2) Sinners need to hear that they will answer to a Righteous Judge. For too long in our witnessing we have emphasized only the positive side of the gospel. Sinners need to be warned that if they refuse God’s salvation, they must one day face his judgment.

3) Christians must believe this truth—and proclaim it boldly. The gospel contains a word of warning, and we are not being faithful to God unless we include that warning in our witnessing. Most of you know the First Spiritual Law—God loves you and has a wonderful plan for your life. That’s the first step in the “Four Spiritual Laws"—a presentation made famous by Campus Crusade and greatly used by the Holy Spirit to bring millions into God’s kingdom. As true as the First Law is, it’s also true that if men do not want God’s wonderful plan, he has another plan that is not so wonderful. In our evangelism, we must share the “bad news” along with the “good news” or else our gospel preaching is not complete.

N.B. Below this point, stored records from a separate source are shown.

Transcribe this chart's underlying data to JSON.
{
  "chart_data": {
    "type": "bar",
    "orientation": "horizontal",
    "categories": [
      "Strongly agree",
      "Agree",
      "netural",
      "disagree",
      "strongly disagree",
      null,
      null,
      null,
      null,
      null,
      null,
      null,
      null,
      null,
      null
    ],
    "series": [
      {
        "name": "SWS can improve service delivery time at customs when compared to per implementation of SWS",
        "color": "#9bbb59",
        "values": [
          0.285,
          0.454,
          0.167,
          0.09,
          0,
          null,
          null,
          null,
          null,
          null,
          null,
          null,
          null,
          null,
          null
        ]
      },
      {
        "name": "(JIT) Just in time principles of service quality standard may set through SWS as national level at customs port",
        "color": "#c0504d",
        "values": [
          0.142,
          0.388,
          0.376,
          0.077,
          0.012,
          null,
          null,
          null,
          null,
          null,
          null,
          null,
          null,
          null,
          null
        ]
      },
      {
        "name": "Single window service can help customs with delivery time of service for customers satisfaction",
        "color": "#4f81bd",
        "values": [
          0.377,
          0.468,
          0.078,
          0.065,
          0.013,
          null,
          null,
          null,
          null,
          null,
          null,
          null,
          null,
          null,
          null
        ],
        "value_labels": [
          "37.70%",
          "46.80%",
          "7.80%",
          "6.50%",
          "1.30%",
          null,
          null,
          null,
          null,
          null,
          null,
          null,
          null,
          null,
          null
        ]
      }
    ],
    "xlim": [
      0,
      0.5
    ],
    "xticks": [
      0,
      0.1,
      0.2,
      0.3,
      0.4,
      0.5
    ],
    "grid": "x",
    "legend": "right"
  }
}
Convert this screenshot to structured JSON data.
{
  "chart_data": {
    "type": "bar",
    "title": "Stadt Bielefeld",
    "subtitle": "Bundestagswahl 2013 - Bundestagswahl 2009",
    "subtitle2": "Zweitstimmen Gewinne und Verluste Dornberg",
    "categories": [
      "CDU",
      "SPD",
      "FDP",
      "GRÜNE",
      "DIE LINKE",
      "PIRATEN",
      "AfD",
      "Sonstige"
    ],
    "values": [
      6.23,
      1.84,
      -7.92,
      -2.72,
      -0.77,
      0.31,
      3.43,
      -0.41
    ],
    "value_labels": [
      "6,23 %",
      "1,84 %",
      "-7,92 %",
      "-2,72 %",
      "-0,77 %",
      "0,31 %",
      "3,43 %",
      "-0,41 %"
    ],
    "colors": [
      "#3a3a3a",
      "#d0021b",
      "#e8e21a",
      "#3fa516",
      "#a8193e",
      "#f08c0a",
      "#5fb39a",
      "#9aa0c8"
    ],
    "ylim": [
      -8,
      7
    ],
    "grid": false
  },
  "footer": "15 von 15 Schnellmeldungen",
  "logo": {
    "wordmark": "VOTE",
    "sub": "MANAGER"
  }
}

4) No one can survive the final judgment in his own righteousness. We need the righteousness of another to stand in our place. This is where the gospel message becomes extremely relevant. When we stand before God, he’s going to judge us on the basis of our apparel. You will be sent to heaven or hell depending on what you are wearing that day. That’s not an exaggeration; it’s sober biblical truth. If you come before God wearing the filthy rags of your own righteousness, you will be condemned to hell (Isaiah 64:6). But if you come before God wearing the white robes of Jesus’ righteousness, the gates of heaven will swing open for you (Revelation 3:4-5).

Where you go depends on what you wear. You can take a chance and come before God on your own merits—but you will be eternally disappointed. Or you can trade your dirty rags for the robes of Jesus’ righteousness. The choice is yours.

It’s like the judge said to the defendant before he pronounced the verdict: Do you want justice or do you want mercy? If you want justice, you can have it but you won’t like it. Or you can have mercy free for the asking.

Let me wrap up this sermon with one final word. The time for action is now. No one can escape the final judgment. We will all stand before Jesus Christ. What will happen to you then? The answer is, it depends on what happens to you now. Trust in Jesus Christ as your Lord and Savior and when that day comes you will have nothing to fear.